Last month, we took our dogs on their first overnight backpack. While they’re used to running trails, this was a new adventure for them, and unsurprisingly they loved being out there with all the interesting sights and smells. We were jazzed they did so well, as we weren’t sure how they would handle the slow and controlled pace instead of their typical sprint-return-sprint-return routine. So this got us thinking about next trips, and I thought it’d be interesting to share a bit of what we’ve learned, as it’s worth doing your homework ahead of time.
First, look into whether or not dogs are even allowed where you’re going. In general, they’re allowed on National Forest trails, not on National Park trails (but okay wherever cars are permitted), and never in Wilderness areas (www.petfriendlytravel.com/national_parks). In Washington, they’re allowed on trails “but must be under physical control at all times on a leash no more than eight feet long.” (www.petfriendlytravel.com/state_parks) Does your destination have any site-specific guidelines and/or restrictions?
Next, don’t take your dog on a forced march without having him get some training under his collar. Some breeds will just go and go until they drop without warning (never a good thing). Dogs are like kids in many ways—they’re active in bursts, but on the move for hours isn’t necessarily their forte. An all-day hike, while slow of pace, is long on time, and the mental and physical strain can be intense. So work up to your/his planned foray into the backcountry. This is especially important if you’re going to have him carry his own weight by packing his own gear and chow.
What about food and water? Yes, both are good ideas, and you won’t be surprised to learn that like you, your dog is going to need more calories and fluids than normal, maybe up to 100 percent, depending on the duration and intensity of your hike. There are some high-energy kibble formulas worth looking into ahead of time, as the runs aren’t much fun for you or for her. These will allow you to pack more energy in less food. Yes, dogs can get Giardia, so provide her with the same water you’re drinking. If you’re thirsty, she is too, and dogs will often drink smaller volumes more frequently if given the opportunity.

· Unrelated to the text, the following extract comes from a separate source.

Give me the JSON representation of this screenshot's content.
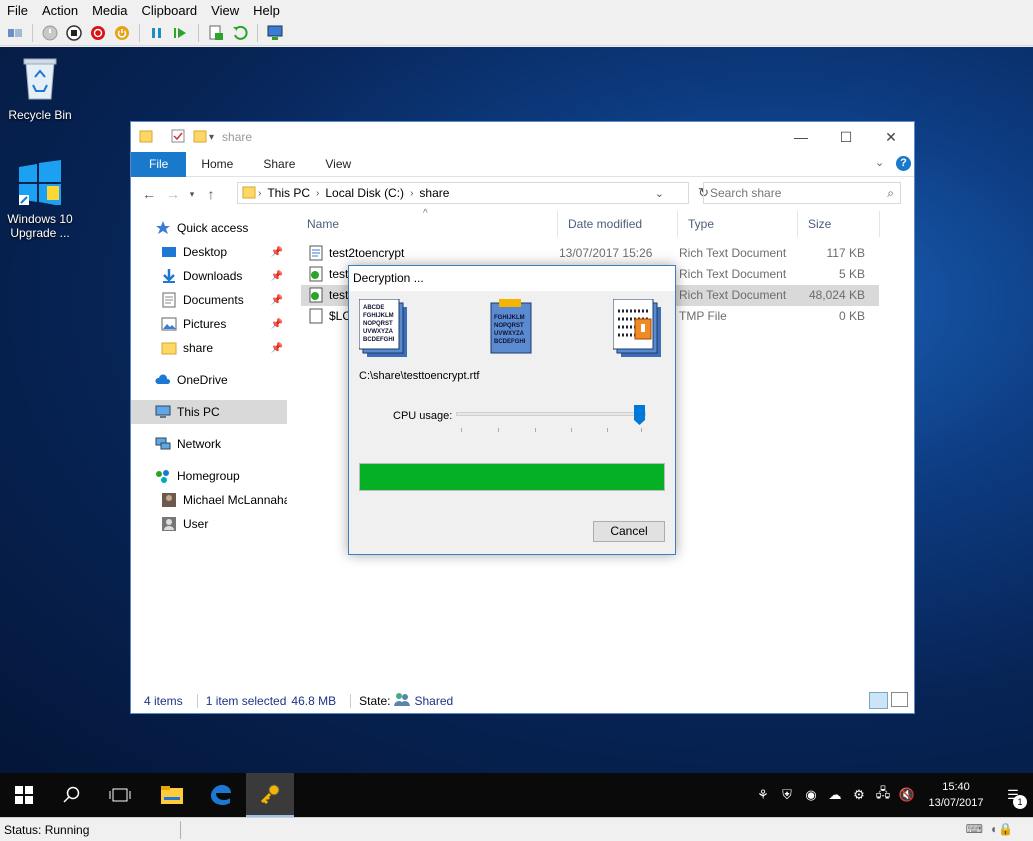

And what about other gear? Foldable water/food bowls are lightweight essentials. We carry an extra water bottle Niki and Harley have learned to drink out of. If your dog’s up to backpacking, she’s probably up to carrying a pack with her own food and other essentials, and if she’s in shape, could carry up to a third of her weight if needed. Like your own backpack, make sure it fits her snuggly but comfortably, and start light with the packing—food (and water), bowls, long lead for camp, towel and brush, poop bags (yes, you should pack it out) and a first-aid kit.
In the medical area, make sure your canine is current with all necessary immunizations and is in good overall shape. With respect to supplies, consider carrying, at a minimum, a bandage, antiseptic (dilute your iodine to just turn the water a little brown) and antibiotic ointment, tweezers (for ticks and wound debris), and—my favorite—crazy glue for paw lacerations (of course, all of this should be in your own personal kit as well, and sharing is good).
Finally, the most contentious issue: to leash or not to leash? If you do a quick search, you’ll find a good number of discussions around the pros and cons of keeping your dog on a lead. Yes, dogs love to run amok, but while it may be fun for them, it can also lead to a host of problems. Even the best-behaved dogs can go native and end up heading off-trail into who knows what. You’re then left with either calling for them until you’re hoarse or doing likewise, neither of which are good options. There’s nothing worse than finding yourself scrambling down scree after a wounded hound that saw a chipmunk that looked like a lot of fun to play with, not to mention the chippy that’s got better things to worry about than a possessed predator it’s not familiar with. So do the right thing – leash up.
So remember that heading into the backcountry with your dog isn’t much different than going out yourself—training, the right gear and preparation are the keys to a fun and safe trip. Backpacking can be a great way of extending the bond you have with your best canine-training buddy, and lead to lots of great adventures out there for both of you.